Camera and Photography Equipment

The Amazon is a photographers paradise. We recommend a variety of film speeds for the jungle environment. Lighting conditions within the forest itself (where 400 speed film is best, unless you are using a tripod and/or flash) are very different from those on the open rivers (where 64 or 100 speed film is fine). Video and digital cameras can get excellent footage even in low light situations, and batteries can be recharged in many locations (bring a 110/220 V adapter for this purpose). You should carry resealable plastic bags with you while on excursions to protect your camera equipment from rain and moisture. Packs of silica gel are good for drying damp camera gear (be sure to have an airtight container in which to put camera equipment and silica gel). Nighttime is one of the best times for photography in the Amazon, particularly if you are interested in insects and other invertebrates, frogs, reptiles, and the like. Many animals are most active and can be most easily approached at night. Of course, a flash is essential for night photography! Remember to bring sufficient batteries for your flash.
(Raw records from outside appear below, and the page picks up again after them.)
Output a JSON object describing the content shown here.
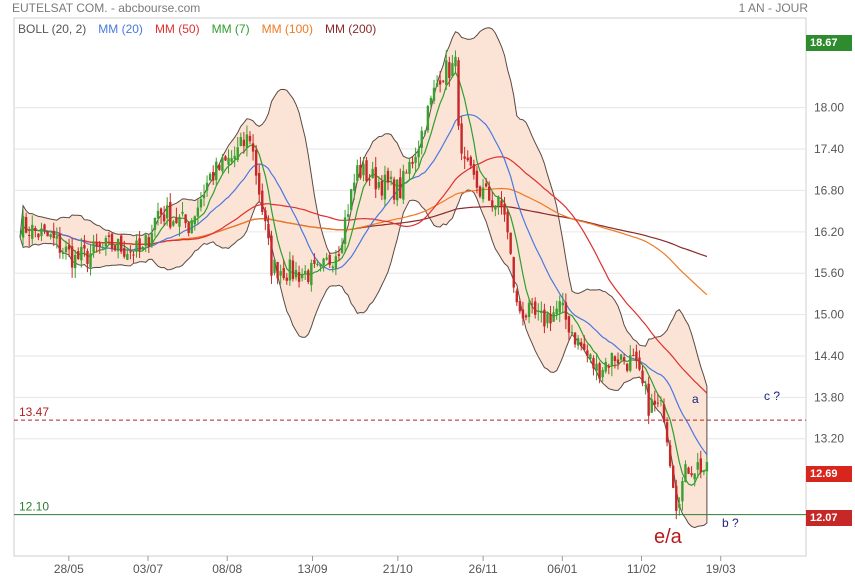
{
  "header": {
    "title": "EUTELSAT COM. - abcbourse.com",
    "period": "1 AN - JOUR"
  },
  "legend": [
    {
      "label": "BOLL (20, 2)",
      "color": "#555555"
    },
    {
      "label": "MM (20)",
      "color": "#4a78e0"
    },
    {
      "label": "MM (50)",
      "color": "#e03030"
    },
    {
      "label": "MM (7)",
      "color": "#2e9e2e"
    },
    {
      "label": "MM (100)",
      "color": "#f07a22"
    },
    {
      "label": "MM (200)",
      "color": "#8b2a2a"
    }
  ],
  "colors": {
    "up": "#3aa02f",
    "down": "#c62828",
    "band_fill": "#fbe4d5",
    "band_line": "#5a4a44",
    "grid": "#e6e6e6",
    "axis_text": "#555555",
    "last_price_bg": "#d9261c",
    "top_price_bg": "#2e8b2e",
    "support_bg": "#c62828",
    "resistance_line": "#b22222",
    "support_line": "#2e7d32"
  },
  "chart_data": {
    "type": "candlestick",
    "ylim": [
      11.5,
      19.3
    ],
    "yticks": [
      "18.00",
      "17.40",
      "16.80",
      "16.20",
      "15.60",
      "15.00",
      "14.40",
      "13.80",
      "13.20"
    ],
    "xticks": [
      "28/05",
      "03/07",
      "08/08",
      "13/09",
      "21/10",
      "26/11",
      "06/01",
      "11/02",
      "19/03"
    ],
    "price_labels": {
      "top": "18.67",
      "last": "12.69",
      "support": "12.07"
    },
    "levels": [
      {
        "label": "13.47",
        "value": 13.47,
        "style": "dashed"
      },
      {
        "label": "12.10",
        "value": 12.1,
        "style": "solid"
      }
    ],
    "annotations": [
      {
        "text": "a",
        "date_index": 222
      },
      {
        "text": "c ?",
        "date_index": 249
      },
      {
        "text": "b ?",
        "date_index": 238
      },
      {
        "text": "e/a",
        "date_index": 215
      }
    ],
    "close_path_anchors": [
      [
        0,
        16.3
      ],
      [
        10,
        16.1
      ],
      [
        18,
        15.8
      ],
      [
        30,
        16.0
      ],
      [
        40,
        15.9
      ],
      [
        45,
        16.5
      ],
      [
        55,
        16.3
      ],
      [
        62,
        17.0
      ],
      [
        70,
        17.3
      ],
      [
        75,
        17.6
      ],
      [
        78,
        16.8
      ],
      [
        82,
        15.7
      ],
      [
        90,
        15.6
      ],
      [
        98,
        15.6
      ],
      [
        104,
        16.0
      ],
      [
        110,
        17.1
      ],
      [
        118,
        16.9
      ],
      [
        124,
        16.8
      ],
      [
        130,
        17.5
      ],
      [
        137,
        18.5
      ],
      [
        142,
        18.6
      ],
      [
        144,
        17.2
      ],
      [
        150,
        16.8
      ],
      [
        158,
        16.5
      ],
      [
        162,
        15.1
      ],
      [
        170,
        14.9
      ],
      [
        176,
        15.1
      ],
      [
        182,
        14.6
      ],
      [
        188,
        14.2
      ],
      [
        194,
        14.4
      ],
      [
        200,
        14.3
      ],
      [
        205,
        13.7
      ],
      [
        210,
        13.6
      ],
      [
        214,
        12.3
      ],
      [
        218,
        12.8
      ],
      [
        222,
        12.8
      ],
      [
        224,
        12.69
      ]
    ],
    "close_series_note": ""
  }
}
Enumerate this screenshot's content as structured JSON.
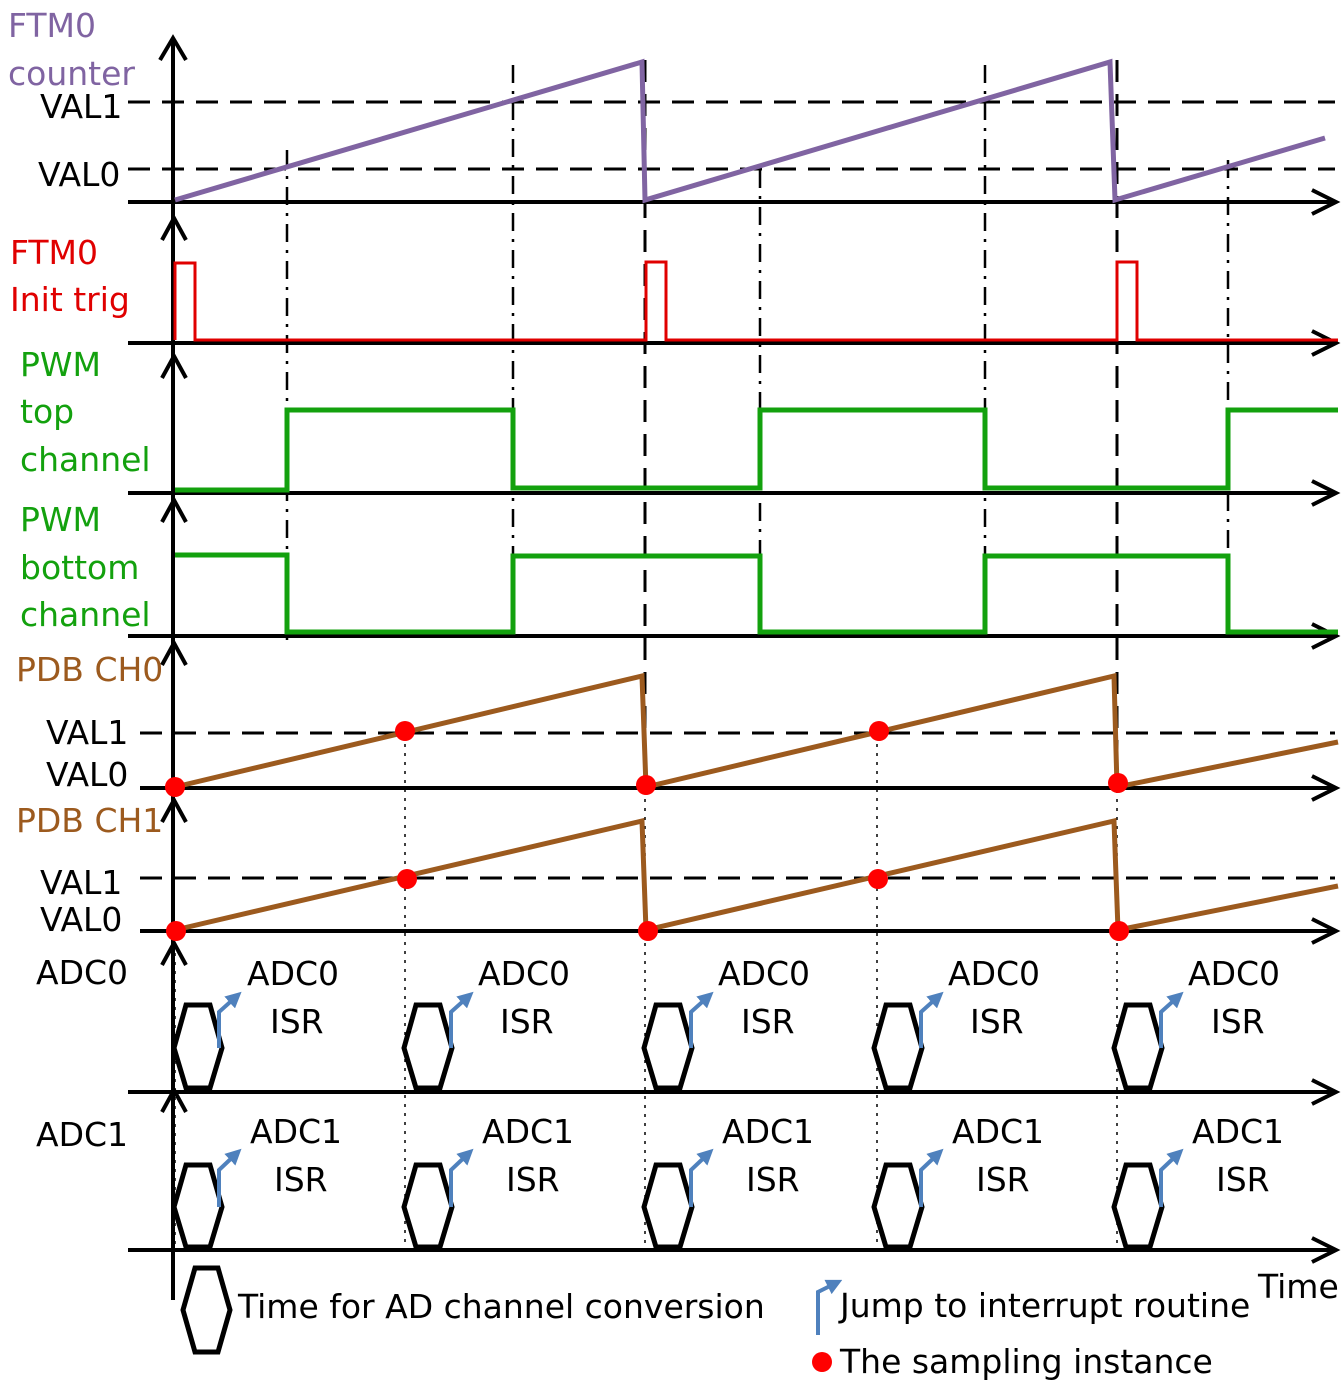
{
  "labels": {
    "ftm0_counter_line1": "FTM0",
    "ftm0_counter_line2": "counter",
    "val1_a": "VAL1",
    "val0_a": "VAL0",
    "ftm0_init_line1": "FTM0",
    "ftm0_init_line2": "Init trig",
    "pwm_top_line1": "PWM",
    "pwm_top_line2": "top",
    "pwm_top_line3": "channel",
    "pwm_bottom_line1": "PWM",
    "pwm_bottom_line2": "bottom",
    "pwm_bottom_line3": "channel",
    "pdb_ch0": "PDB CH0",
    "val1_b": "VAL1",
    "val0_b": "VAL0",
    "pdb_ch1": "PDB CH1",
    "val1_c": "VAL1",
    "val0_c": "VAL0",
    "adc0": "ADC0",
    "adc1": "ADC1",
    "time": "Time"
  },
  "isr_labels": {
    "adc0_top": "ADC0",
    "adc1_top": "ADC1",
    "isr": "ISR"
  },
  "legend": {
    "conversion": "Time for AD channel conversion",
    "jump": "Jump to interrupt routine",
    "sampling": "The sampling instance"
  },
  "colors": {
    "ftm_counter": "#8064a2",
    "init_trig": "#e00000",
    "pwm": "#13a10e",
    "pdb": "#9c5a1e",
    "isr_arrow": "#4f81bd",
    "sample_dot": "#ff0000",
    "axis": "#000000"
  }
}
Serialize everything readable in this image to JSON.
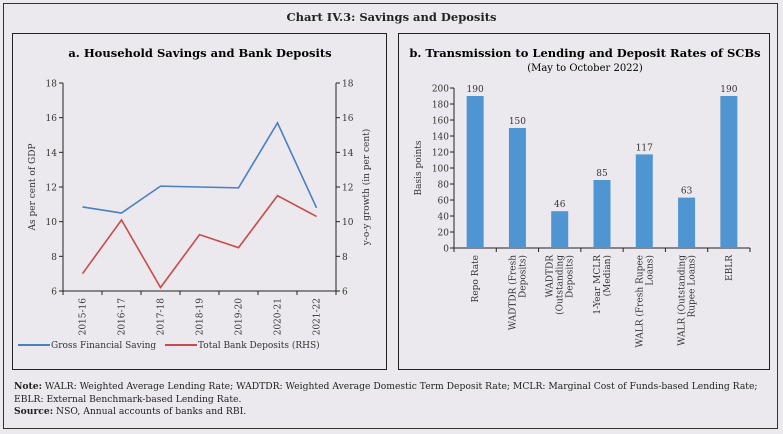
{
  "title": "Chart IV.3: Savings and Deposits",
  "chart_data": [
    {
      "type": "line",
      "title": "a. Household Savings and Bank Deposits",
      "x": [
        "2015-16",
        "2016-17",
        "2017-18",
        "2018-19",
        "2019-20",
        "2020-21",
        "2021-22"
      ],
      "series": [
        {
          "name": "Gross Financial Saving",
          "axis": "left",
          "color": "#4a7fc1",
          "values": [
            10.85,
            10.5,
            12.05,
            12.0,
            11.95,
            15.7,
            10.8
          ]
        },
        {
          "name": "Total Bank Deposits (RHS)",
          "axis": "right",
          "color": "#c94a4a",
          "values": [
            7.0,
            10.1,
            6.2,
            9.25,
            8.5,
            11.5,
            10.3
          ]
        }
      ],
      "ylabel": "As per cent of GDP",
      "ylabel_right": "y-o-y growth (in per cent)",
      "ylim": [
        6,
        18
      ],
      "ylim_right": [
        6,
        18
      ],
      "yticks": [
        6,
        8,
        10,
        12,
        14,
        16,
        18
      ],
      "legend": "bottom",
      "grid": false
    },
    {
      "type": "bar",
      "title": "b. Transmission to Lending and Deposit Rates of SCBs",
      "subtitle": "(May to October 2022)",
      "categories": [
        [
          "Repo Rate"
        ],
        [
          "WADTDR (Fresh",
          "Deposits)"
        ],
        [
          "WADTDR",
          "(Outstanding",
          "Deposits)"
        ],
        [
          "1-Year MCLR",
          "(Median)"
        ],
        [
          "WALR (Fresh Rupee",
          "Loans)"
        ],
        [
          "WALR (Outstanding",
          "Rupee Loans)"
        ],
        [
          "EBLR"
        ]
      ],
      "values": [
        190,
        150,
        46,
        85,
        117,
        63,
        190
      ],
      "data_labels": [
        "190",
        "150",
        "46",
        "85",
        "117",
        "63",
        "190"
      ],
      "color": "#4f95d2",
      "ylabel": "Basis points",
      "ylim": [
        0,
        200
      ],
      "yticks": [
        0,
        20,
        40,
        60,
        80,
        100,
        120,
        140,
        160,
        180,
        200
      ],
      "grid": false
    }
  ],
  "footer": {
    "note_label": "Note:",
    "note_text": " WALR: Weighted Average Lending Rate; WADTDR: Weighted Average Domestic Term Deposit Rate;  MCLR: Marginal Cost of Funds-based Lending Rate; EBLR: External Benchmark-based Lending Rate.",
    "source_label": "Source:",
    "source_text": " NSO, Annual accounts of banks and RBI."
  }
}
Bring plenty of good quality film - it is expensive in Iquitos, and unavailable elsewhere, and this is the last place you should skimp on film! When traveling by air, put all film in your hand luggage and ask for hand inspection - the more powerful X-rays now used for baggage screening may damage even regular speed film!

A tripod is recommended for those who are interested in natural light photos of plants, insects, other animals (that sit still), and scenery (particularly within the forest itself). Serious nature photographers will want to bring a variety of lenses (macro, telephoto, etc.). You know who you are - do your research ahead of time, or else!